It's the top team in Spain facing off against the elite German soccer clubs in the latest Champions League matches.
A rematch of last season’s final between Real Madrid and Borussia Dortmund is the headliner on Tuesday, before Barcelona hosts Bayern Munich on Wednesday in the next chapter of what has been a fairly one-sided rivalry in Europe’s top club competition.
All four teams have been European champions inside the last 30 years and they’ve made mixed starts to this season’s revamped format.
Dortmund has won both of their opening matches — 3-0 at Club Brugge and 7-1 at home to Celtic — to be the early leader and top scorer of the league stage, which sees all 36 teams play eight matches: four at home and four away.
Just like last season when reaching the Champions League final against the odds before losing to Madrid, Dortmund has been far more impressive in Europe than in the Bundesliga. Indeed, after thrashing Celtic, Dortmund lost at Union Berlin four days later.
Madrid, meanwhile, is coming off a surprising 1-0 loss at Lille, the defending champions’ first defeat in the competition since the semifinals in the 2022-23 season.
In fact, the second round of matches threw up a few shockers, including Bayern losing 1-0 at Aston Villa to end its unbeaten run under new coach Vincent Kompany.
Now Bayern heads to Barcelona in search of a seventh straight win in their head-to-head, a streak that includes a humiliating 8-2 loss for Barca in the quarterfinals in 2020. Hansi Flick was in charge of Bayern that night and is now the coach of Barcelona.
Man City record
If Manchester City beats Sparta Prague at home on Wednesday, the English champions will set the record for consecutive games undefeated in the history of the competition — even stretching back before 1992 into the European Cup era.
City is currently on 25 matches unbeaten, tied with Alex Ferguson’s Manchester United team from 2007-09.

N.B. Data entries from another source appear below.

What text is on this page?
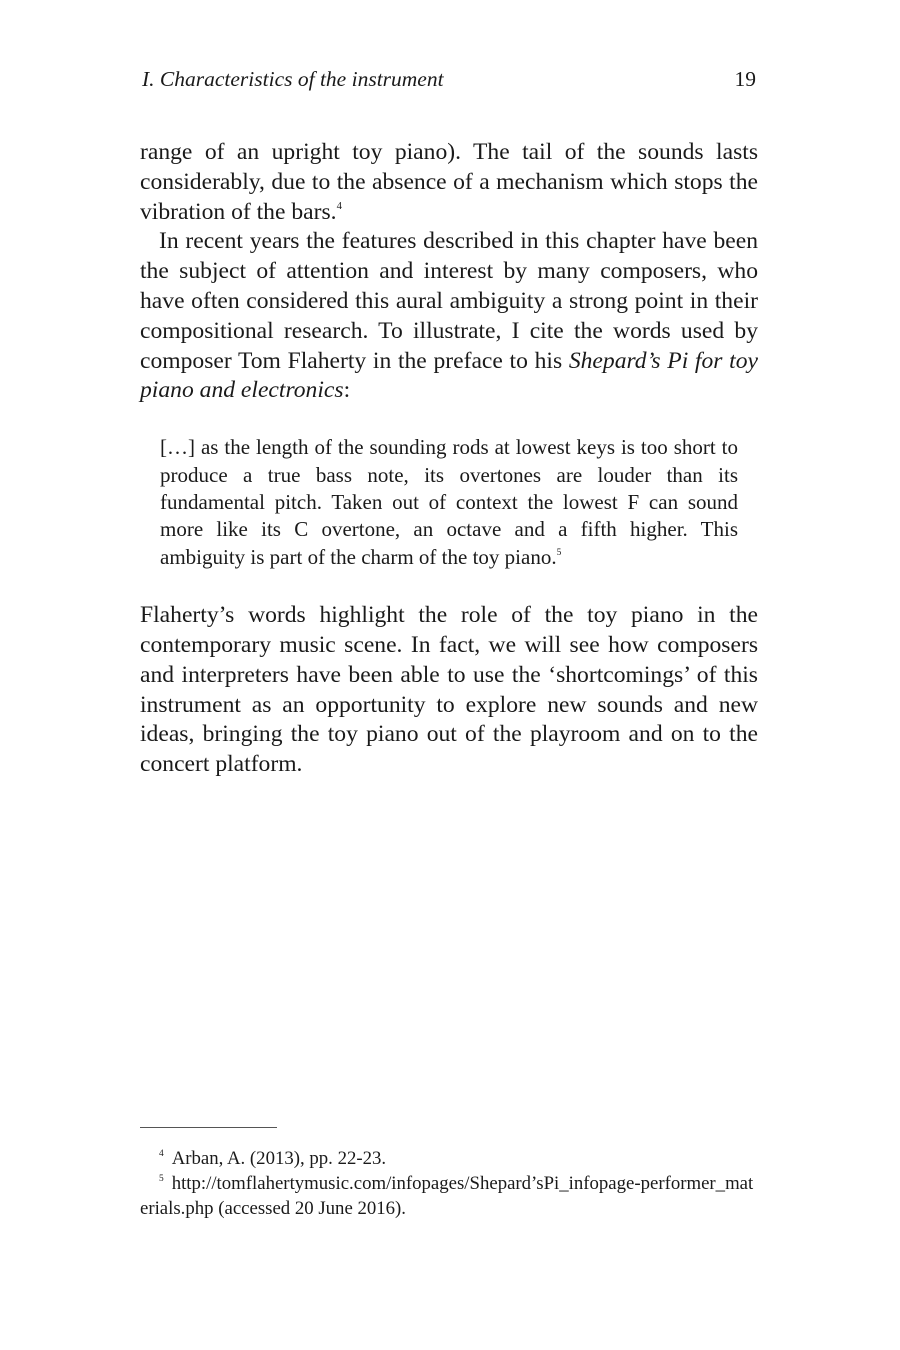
I. Characteristics of the instrument	19

range of an upright toy piano). The tail of the sounds lasts considerably, due to the absence of a mechanism which stops the vibration of the bars.$^4$

In recent years the features described in this chapter have been the subject of attention and interest by many composers, who have often considered this aural ambiguity a strong point in their compositional research. To illustrate, I cite the words used by composer Tom Flaherty in the preface to his Shepard’s Pi for toy piano and electronics:

[…] as the length of the sounding rods at lowest keys is too short to produce a true bass note, its overtones are louder than its fundamental pitch. Taken out of context the lowest F can sound more like its C overtone, an octave and a fifth higher. This ambiguity is part of the charm of the toy piano.$^5$

Flaherty’s words highlight the role of the toy piano in the contemporary music scene. In fact, we will see how composers and interpreters have been able to use the ‘shortcomings’ of this instrument as an opportunity to explore new sounds and new ideas, bringing the toy piano out of the playroom and on to the concert platform.

$^4$ Arban, A. (2013), pp. 22-23.

$^5$ http://tomflahertymusic.com/infopages/Shepard’sPi_infopage-performer_materials.php (accessed 20 June 2016).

The last loss for Pep Guardiola’s team in the Champions League was the 3-1 defeat against Real Madrid in the second leg of the semifinals in 2022, which cost City a place in the final that season.

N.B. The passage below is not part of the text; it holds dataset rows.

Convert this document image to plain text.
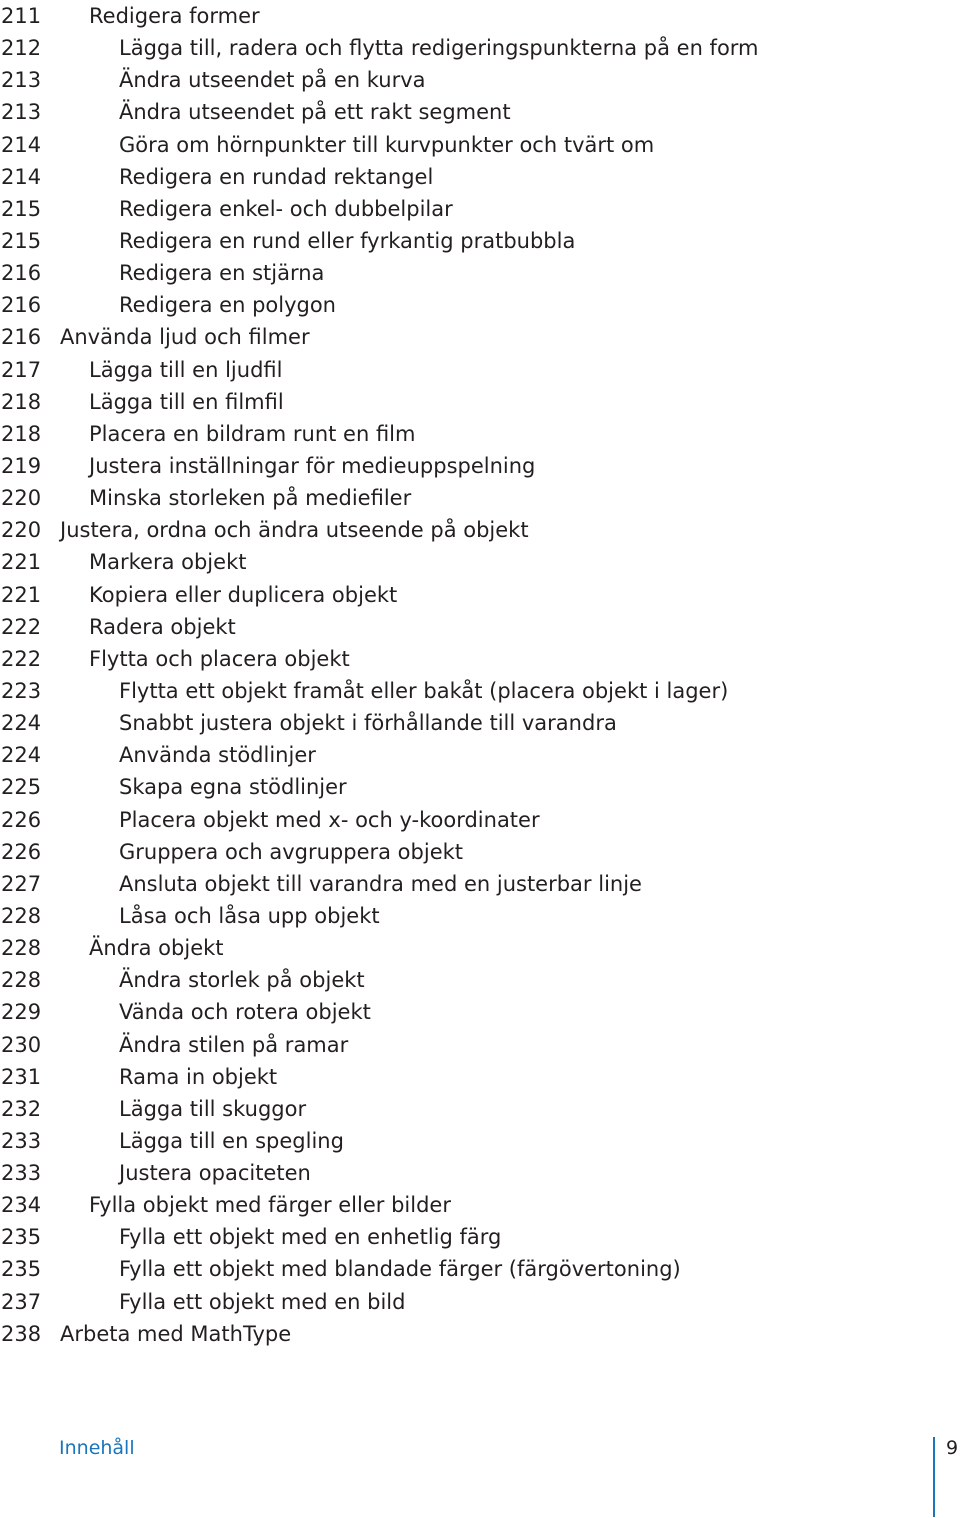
211 Redigera former
212	Lägga till, radera och flytta redigeringspunkterna på en form
213	Ändra utseendet på en kurva
213	Ändra utseendet på ett rakt segment
214	Göra om hörnpunkter till kurvpunkter och tvärt om
214	Redigera en rundad rektangel
215	Redigera enkel- och dubbelpilar
215	Redigera en rund eller fyrkantig pratbubbla
216	Redigera en stjärna
216	Redigera en polygon
216 Använda ljud och filmer
217 Lägga till en ljudfil
218 Lägga till en filmfil
218 Placera en bildram runt en film
219 Justera inställningar för medieuppspelning
220 Minska storleken på mediefiler
220 Justera, ordna och ändra utseende på objekt
221 Markera objekt
221 Kopiera eller duplicera objekt
222 Radera objekt
222 Flytta och placera objekt
223	Flytta ett objekt framåt eller bakåt (placera objekt i lager)
224	Snabbt justera objekt i förhållande till varandra
224	Använda stödlinjer
225	Skapa egna stödlinjer
226	Placera objekt med x- och y-koordinater
226	Gruppera och avgruppera objekt
227	Ansluta objekt till varandra med en justerbar linje
228	Låsa och låsa upp objekt
228 Ändra objekt
228	Ändra storlek på objekt
229	Vända och rotera objekt
230	Ändra stilen på ramar
231	Rama in objekt
232	Lägga till skuggor
233	Lägga till en spegling
233	Justera opaciteten
234 Fylla objekt med färger eller bilder
235	Fylla ett objekt med en enhetlig färg
235	Fylla ett objekt med blandade färger (färgövertoning)
237	Fylla ett objekt med en bild
238 Arbeta med MathType
Innehåll	9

Since then, City has won 17 matches and drawn eight, having won the competition in 2022-2023 and been eliminated on penalties by Madrid in 2023-24 after back-to-back draws in the quarterfinals.
Unlikely high-flyer
Of the seven teams on a maximum six points, Brest is undoubtedly the most surprising.
This is the unheralded French team’s European debut — in any competition — after an unexpected third-place finish in Ligue 1 last season. It couldn’t be going any better.
A 2-1 win over Austrian champion Sturm Graz was followed by a 4-0 thrashing of another Austrian team, Salzburg, in the second round of games.
They will be the easiest opponents Brest is going to face. Now the hard work begins, with German champion Bayer Leverkusen next up on Wednesday.
Leverkusen won’t be heading to Brest, a pretty port city in Brittany, but Guingamp — about 114 kilometers (71 miles) away. That’s because Brest’s stadium doesn’t meet UEFA standards so its home games have been relocated.
Bad starts
With each team playing eight games in the new league system, opening with back-to-back losses isn’t the nightmare start it would have been in the old format when there were six matches per side in the group stage.
Still, AC Milan, Leipzig, Girona, Salzburg, Sturm Graz, Slovan Bratislava, Young Boys and Red Star Belgrade will be desperate to get at least one point on the board in the third round of fixtures.
Salzburg and Young Boys haven’t even scored a goal.
One of the eight pointless teams is sure to get off the mark, with tournament newcomer Girona hosting Slovan Bratislava on Tuesday.
Leipzig could easily be on zero points after three games, though, with Liverpool visiting on Wednesday — a match that has more intrigue since former Liverpool manager Jurgen Klopp was signed as the head of global soccer at Red Bull, whose international network of clubs includes Leipzig.